Giovanni Caruso difende Filippo Turetta, reo confesso dell’omicidio di Giulia Cecchettin. “Non è in grado”: la strategia contro l’ergastolo
Nel corso di lunedì 25 novembre, per Filippo Turetta l’accusa ha chiesto la pena dell’ergastolo contestandogli la premeditazione certa, in relazione all’omicidio dell’ex fidanzata Giulia Cecchettin. Oggi, in aula, la difesa del reo confesso tenta il tutto per tutto per evitargli il carcere a vita: qual è la strategia di Giovanni Caruso, il legale di Turetta.
“Oggi ho un compito non facile: assistere, difendere un imputato reo confesso di un omicidio efferato, gravissimo e altri reati satellite” apre così Giovanni Caruso, l’avvocato di Filippo Turetta chiamato davanti alla Corte d’Assise di Venezia per sostenere la sua arringa difensiva. La sua strategia per evitare che la richiesta di ergastolo vada in porto è chiara: si punta sull’incapacità.
“Assisto un giovane ragazzo che ha ucciso una giovane ragazza privandola della vita, dei ricordi, dei sogni, delle speranze, dei progetti e la priva di tutti i legami che la univano alle persone che l’amavano e aveva riposto in lei aspettative di un futuro radioso” esordisce l’avvocato Caruso, iniziando un’arringa difensiva destinata a far parlare di sé. A suo dire, infatti, il fulcro della difesa di Turetta va identificato nell’incapacità del ragazzo di pianificare alcunché: secondo il legale, se c’è una persona che non sa premeditare niente di niente è proprio Filippo Turetta.
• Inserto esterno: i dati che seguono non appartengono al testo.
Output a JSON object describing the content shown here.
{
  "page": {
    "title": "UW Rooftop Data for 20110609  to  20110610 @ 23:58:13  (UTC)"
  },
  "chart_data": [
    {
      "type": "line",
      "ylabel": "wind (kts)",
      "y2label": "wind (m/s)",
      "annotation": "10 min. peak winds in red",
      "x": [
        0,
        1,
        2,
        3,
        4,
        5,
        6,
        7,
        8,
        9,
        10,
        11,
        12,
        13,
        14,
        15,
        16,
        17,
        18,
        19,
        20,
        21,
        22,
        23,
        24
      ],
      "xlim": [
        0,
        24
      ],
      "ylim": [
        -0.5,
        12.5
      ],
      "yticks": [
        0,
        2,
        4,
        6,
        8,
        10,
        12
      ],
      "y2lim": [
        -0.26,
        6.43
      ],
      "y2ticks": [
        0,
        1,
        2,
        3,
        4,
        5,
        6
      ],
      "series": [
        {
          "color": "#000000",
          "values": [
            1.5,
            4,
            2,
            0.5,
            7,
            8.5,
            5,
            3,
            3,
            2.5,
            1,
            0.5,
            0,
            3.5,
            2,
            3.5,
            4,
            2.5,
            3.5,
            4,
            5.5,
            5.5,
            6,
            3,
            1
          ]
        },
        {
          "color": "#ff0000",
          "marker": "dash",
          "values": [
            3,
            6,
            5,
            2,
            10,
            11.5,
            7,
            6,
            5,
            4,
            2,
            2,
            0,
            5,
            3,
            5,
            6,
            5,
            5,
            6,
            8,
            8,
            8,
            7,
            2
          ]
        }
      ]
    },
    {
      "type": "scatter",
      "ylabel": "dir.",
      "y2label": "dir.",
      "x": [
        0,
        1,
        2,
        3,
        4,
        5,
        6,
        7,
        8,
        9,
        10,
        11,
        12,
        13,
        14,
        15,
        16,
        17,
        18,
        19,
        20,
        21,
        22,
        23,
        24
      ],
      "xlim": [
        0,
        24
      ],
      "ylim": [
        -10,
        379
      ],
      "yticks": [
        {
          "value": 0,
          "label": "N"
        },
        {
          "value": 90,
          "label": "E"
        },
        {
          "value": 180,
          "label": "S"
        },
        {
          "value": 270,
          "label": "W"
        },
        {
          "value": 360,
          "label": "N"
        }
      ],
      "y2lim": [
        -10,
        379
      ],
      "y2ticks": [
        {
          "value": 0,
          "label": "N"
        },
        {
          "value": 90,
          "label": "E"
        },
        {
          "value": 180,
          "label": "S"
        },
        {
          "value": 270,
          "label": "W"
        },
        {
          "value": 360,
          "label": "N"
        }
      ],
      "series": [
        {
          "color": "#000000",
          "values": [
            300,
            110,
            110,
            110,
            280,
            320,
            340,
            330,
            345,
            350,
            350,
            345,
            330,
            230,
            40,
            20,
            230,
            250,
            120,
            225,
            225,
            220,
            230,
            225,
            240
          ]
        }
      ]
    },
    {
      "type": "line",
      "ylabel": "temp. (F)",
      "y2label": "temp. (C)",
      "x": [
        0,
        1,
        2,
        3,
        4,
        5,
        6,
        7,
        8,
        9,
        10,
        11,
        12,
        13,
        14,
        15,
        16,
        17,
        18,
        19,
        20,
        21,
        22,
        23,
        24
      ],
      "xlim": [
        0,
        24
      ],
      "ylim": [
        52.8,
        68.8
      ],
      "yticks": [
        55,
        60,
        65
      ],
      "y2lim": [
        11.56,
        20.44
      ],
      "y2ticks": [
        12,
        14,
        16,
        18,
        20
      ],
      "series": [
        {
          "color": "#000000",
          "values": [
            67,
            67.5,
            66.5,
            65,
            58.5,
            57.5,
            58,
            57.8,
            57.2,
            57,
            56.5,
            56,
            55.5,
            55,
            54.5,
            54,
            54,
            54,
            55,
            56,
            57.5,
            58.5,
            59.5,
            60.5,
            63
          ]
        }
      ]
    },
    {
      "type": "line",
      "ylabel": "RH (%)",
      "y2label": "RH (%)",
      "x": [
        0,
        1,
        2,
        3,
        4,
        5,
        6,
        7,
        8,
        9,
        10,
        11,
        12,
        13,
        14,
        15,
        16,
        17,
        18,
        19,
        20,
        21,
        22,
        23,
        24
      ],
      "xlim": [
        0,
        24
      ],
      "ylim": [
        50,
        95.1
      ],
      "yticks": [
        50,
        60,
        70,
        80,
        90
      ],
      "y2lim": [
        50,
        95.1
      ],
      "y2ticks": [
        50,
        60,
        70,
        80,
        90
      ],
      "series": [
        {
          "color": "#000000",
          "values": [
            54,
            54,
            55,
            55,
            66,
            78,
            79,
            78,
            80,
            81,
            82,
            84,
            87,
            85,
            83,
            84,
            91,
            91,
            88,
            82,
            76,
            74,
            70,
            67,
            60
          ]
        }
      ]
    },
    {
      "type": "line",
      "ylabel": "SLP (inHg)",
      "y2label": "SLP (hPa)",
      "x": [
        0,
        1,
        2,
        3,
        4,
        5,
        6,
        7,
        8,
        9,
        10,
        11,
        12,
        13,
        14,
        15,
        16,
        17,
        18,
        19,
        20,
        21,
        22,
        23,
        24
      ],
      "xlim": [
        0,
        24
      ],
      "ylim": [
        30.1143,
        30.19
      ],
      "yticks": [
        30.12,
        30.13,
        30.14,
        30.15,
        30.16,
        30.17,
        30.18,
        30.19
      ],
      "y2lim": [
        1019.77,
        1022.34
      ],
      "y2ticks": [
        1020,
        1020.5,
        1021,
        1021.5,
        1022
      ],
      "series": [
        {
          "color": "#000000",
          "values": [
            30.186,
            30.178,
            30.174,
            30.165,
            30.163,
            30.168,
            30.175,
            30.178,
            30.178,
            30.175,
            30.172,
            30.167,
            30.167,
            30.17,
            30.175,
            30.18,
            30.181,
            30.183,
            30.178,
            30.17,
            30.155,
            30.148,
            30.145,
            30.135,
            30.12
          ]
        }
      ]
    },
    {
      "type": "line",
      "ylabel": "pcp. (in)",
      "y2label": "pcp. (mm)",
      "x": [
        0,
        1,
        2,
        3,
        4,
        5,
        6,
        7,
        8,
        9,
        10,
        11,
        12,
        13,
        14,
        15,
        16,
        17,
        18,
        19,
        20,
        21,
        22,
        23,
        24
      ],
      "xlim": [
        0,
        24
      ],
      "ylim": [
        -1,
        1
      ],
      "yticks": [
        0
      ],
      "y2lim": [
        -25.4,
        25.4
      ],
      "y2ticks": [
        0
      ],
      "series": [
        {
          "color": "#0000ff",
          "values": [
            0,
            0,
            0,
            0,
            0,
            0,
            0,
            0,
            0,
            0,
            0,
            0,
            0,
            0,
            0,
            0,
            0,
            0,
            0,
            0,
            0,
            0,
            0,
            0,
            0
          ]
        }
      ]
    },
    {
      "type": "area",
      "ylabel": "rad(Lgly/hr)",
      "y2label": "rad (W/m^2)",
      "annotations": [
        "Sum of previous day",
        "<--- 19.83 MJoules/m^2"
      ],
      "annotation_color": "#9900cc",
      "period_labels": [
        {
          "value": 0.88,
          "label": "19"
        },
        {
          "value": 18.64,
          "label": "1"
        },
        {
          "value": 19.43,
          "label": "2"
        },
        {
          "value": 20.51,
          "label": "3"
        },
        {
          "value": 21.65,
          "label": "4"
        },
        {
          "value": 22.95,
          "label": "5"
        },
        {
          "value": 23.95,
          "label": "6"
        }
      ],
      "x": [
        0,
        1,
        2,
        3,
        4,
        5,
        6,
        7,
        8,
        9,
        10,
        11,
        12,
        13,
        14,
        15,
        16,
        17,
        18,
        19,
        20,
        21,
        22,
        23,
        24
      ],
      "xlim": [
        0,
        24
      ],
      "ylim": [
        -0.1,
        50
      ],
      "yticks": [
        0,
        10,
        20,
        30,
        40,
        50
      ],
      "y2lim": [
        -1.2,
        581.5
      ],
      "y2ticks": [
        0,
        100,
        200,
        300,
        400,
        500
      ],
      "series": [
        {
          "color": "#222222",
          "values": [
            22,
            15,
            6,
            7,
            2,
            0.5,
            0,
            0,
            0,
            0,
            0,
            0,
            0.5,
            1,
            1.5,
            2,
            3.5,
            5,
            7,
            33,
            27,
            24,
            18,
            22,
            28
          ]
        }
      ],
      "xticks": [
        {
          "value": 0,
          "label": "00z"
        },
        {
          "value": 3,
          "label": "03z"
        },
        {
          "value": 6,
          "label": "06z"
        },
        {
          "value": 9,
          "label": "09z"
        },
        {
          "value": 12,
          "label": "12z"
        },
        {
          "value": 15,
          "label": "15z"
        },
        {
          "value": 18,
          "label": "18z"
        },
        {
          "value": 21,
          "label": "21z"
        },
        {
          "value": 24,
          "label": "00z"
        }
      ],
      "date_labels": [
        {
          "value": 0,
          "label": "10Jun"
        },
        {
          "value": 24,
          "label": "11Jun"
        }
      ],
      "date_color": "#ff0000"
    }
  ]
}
“Non me ne voglia Filippo ma, a meno che non sia il più consumatore degli attori, è insicuro: è insicuro di fare gli esami, non sa se riprendere a giocare a pallavolo, non sa se Giulia è ancora innamorata di lui” continua, sostenendo quindi che tale incertezza è del tutto incoerente con l’ipotesi della premeditazione, che invece richiede attenzione ed estrema lucidità nelle intenzioni e nelle azioni.
Secondo il legale di Turetta, la ormai tristemente famosa lista di oggetti da comprare che è stata requisita al reo confesso ed utilizzata dall’accusa come prova della premeditazione potrebbe essere nient’altro che una “fantasia di agiti violenti“, non sufficiente quindi a provare il proposito dell’omicidio.
Giovanni Caruso, poi, descrivendo il suo lavoro di difesa di Filippo Turetta davanti alla Corte d’Assise come una situazione che vede affrontarsi faccia a faccia un colibrì e un leone, cerca di fare leva sul peso che l’ergastolo avrebbe per un ragazzo dell’età del reo confesso. “Non dovete comprendere Filippo”, apostrofa i giudici, “…dovete mettere un argine, quello della legalità”.
A suo dire, infatti, l’ergastolo è da molti e da diverso tempo ritenuto una pena “degradante e inumana“, che non mira alla riabilitazione del condannato. “L’ergastolo è il tributo che lo stato di diritto paga alla pena vendicativa“, conclude. La sentenza, comunque, è attesa per il 3 dicembre: non resta da capire se l’arringa difensiva del legale sia stata sufficiente o meno per portare l’accusa a ridimensionare la pena.